National Economic Council Director Brian Deese spent time Sunday morning with “Fox News Sunday” anchor Chris Wallace, explaining the plan is a “one-time, eight-year capital investment” that tackles classic infrastructure projects like repairing bridges but also addresses the promotion of long-term job growth.
However, Wallace pressed Deese on the fact that while the plan is being called an infrastructure plan, most of the money in it goes to things not traditionally thought of as infrastructure. Wallace said Deese and the White House are “really stretching the word beyond all meaning.”
“I think we really need to update what we mean by infrastructure for the 21st century,” Deese replied. “If you look at that number on housing what we’re talking about is construction, building housing all around the country to help make sure that there are more affordable housing units for people to access jobs and access economic opportunity.”
Wallace was particularly interested in why the White House wants to spend hundreds of billions of dollars for housing and elderly and disabled care – which Wallace likened to “a social program” – saying it was not infrastructure.
”Well, look, I think we really need to update what we mean by infrastructure for the 21st century,” Deese said, reports Politico.
Transportation Secretary Pete Buttigieg similarly defended the administration’s vision on ABC’s “This Week” after Sen. Roy Blunt (R-Mo.) suggested on the program that Democrats would be more apt to get bipartisan support for the plan if they narrowed the focus to what is considered “traditional infrastructure items.”
And then “the other 70 or so percent of the package that doesn’t have very much to do with infrastructure, if you want to force that in a partisan way, you could still do that,” he said.

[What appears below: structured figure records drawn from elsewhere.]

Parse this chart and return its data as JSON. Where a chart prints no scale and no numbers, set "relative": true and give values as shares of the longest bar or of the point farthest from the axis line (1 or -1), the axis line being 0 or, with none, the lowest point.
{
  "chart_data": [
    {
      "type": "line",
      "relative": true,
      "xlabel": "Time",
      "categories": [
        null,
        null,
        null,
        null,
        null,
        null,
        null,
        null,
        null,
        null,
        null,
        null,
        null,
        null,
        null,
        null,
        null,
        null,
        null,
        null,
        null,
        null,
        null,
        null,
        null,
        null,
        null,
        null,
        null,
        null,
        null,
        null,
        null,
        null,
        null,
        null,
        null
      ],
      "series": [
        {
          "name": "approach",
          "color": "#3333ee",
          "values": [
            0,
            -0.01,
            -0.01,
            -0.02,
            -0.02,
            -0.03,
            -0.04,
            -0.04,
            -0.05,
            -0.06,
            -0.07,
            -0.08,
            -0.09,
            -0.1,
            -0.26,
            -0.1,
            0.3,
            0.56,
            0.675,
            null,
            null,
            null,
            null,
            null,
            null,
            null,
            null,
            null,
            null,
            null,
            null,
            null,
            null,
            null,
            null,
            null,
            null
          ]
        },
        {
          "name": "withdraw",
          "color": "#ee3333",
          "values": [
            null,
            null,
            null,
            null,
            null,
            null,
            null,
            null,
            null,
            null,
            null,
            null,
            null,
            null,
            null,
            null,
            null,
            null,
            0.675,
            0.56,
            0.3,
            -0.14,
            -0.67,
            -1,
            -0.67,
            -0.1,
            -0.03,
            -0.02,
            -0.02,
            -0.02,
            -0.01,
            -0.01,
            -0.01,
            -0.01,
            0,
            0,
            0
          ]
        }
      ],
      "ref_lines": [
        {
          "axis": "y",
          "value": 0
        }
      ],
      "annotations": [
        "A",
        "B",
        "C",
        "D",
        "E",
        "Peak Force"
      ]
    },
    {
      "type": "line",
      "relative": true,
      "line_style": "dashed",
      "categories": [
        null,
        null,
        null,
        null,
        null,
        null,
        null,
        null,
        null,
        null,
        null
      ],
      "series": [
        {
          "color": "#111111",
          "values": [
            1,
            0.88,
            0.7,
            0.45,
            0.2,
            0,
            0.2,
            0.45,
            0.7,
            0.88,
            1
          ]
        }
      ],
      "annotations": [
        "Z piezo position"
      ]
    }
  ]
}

Transportation Sec. Pete Buttigieg says “each passing day that our infrastructure crumbles, that hurts our economy and it puts our safety in danger.” pic.twitter.com/Rox3pH4HHt
— This Week (@ThisWeekABC) April 4, 2021
Buttigieg responded, saying that infrastructure is not just roads and bridges, adding that he would work on convincing Blunt that “electric vehicle charging infrastructure is absolutely a core part of how Americans are going to need to get around in the future.”
It all boils down to redefining what infrastructure means in our modern world. The very meaning of “infrastructure” needs a 21st-century makeover, said Cecilia Rouse, chair of the White House Council of Economic Advisers.

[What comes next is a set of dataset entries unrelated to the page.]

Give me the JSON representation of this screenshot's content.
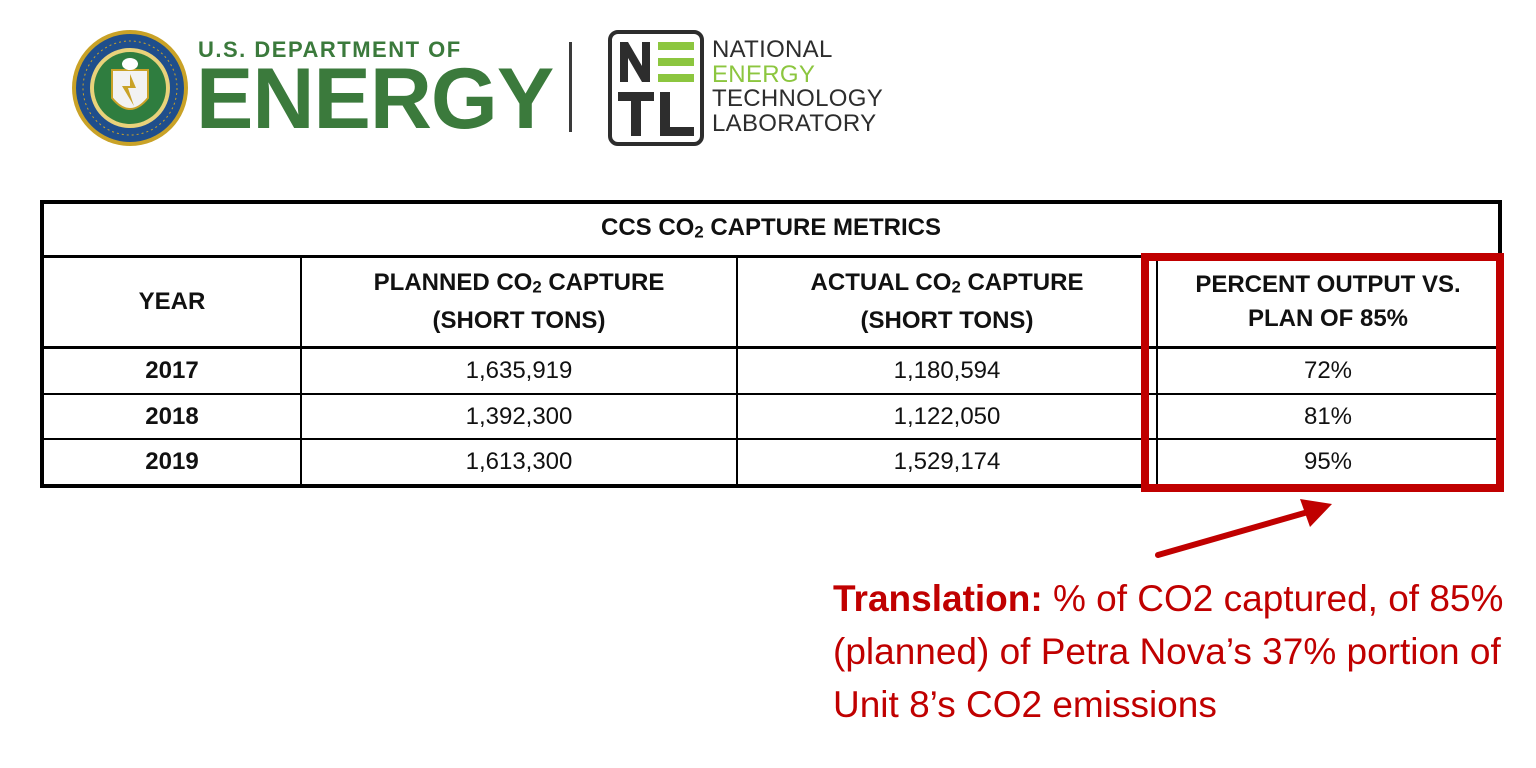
{
  "logos": {
    "doe": {
      "small_text": "U.S. DEPARTMENT OF",
      "big_text": "ENERGY",
      "seal_text": "DEPARTMENT OF ENERGY · UNITED STATES OF AMERICA",
      "color": "#3b7a3c"
    },
    "netl": {
      "letters": [
        "N",
        "E",
        "T",
        "L"
      ],
      "lines": [
        "NATIONAL",
        "ENERGY",
        "TECHNOLOGY",
        "LABORATORY"
      ],
      "accent_color": "#8cc63f"
    }
  },
  "table": {
    "title_prefix": "CCS CO",
    "title_sub": "2",
    "title_suffix": " CAPTURE METRICS",
    "columns": [
      {
        "line1": "YEAR",
        "line2": ""
      },
      {
        "line1_prefix": "PLANNED CO",
        "line1_sub": "2",
        "line1_suffix": " CAPTURE",
        "line2": "(SHORT TONS)"
      },
      {
        "line1_prefix": "ACTUAL CO",
        "line1_sub": "2",
        "line1_suffix": " CAPTURE",
        "line2": "(SHORT TONS)"
      },
      {
        "line1": "PERCENT OUTPUT VS.",
        "line2": "PLAN OF 85%"
      }
    ],
    "rows": [
      {
        "year": "2017",
        "planned": "1,635,919",
        "actual": "1,180,594",
        "percent": "72%"
      },
      {
        "year": "2018",
        "planned": "1,392,300",
        "actual": "1,122,050",
        "percent": "81%"
      },
      {
        "year": "2019",
        "planned": "1,613,300",
        "actual": "1,529,174",
        "percent": "95%"
      }
    ]
  },
  "callout": {
    "color": "#c00000",
    "label": "Translation:",
    "text": " % of CO2 captured, of 85% (planned) of Petra Nova’s 37% portion of Unit 8’s CO2 emissions"
  }
}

“It’s important that we upgrade our definition of infrastructure, one that meets the needs of a 21st-century economy, and that means we need to be funding and incentivizing those structures that allow us to maximize our economic activity,” Rouse said on CBS’ “Face the Nation.”
Biden's ambitious infrastructure package is projected to cost a whopping $2 trillion for taxpayers with just 5% going to infrastructure needs.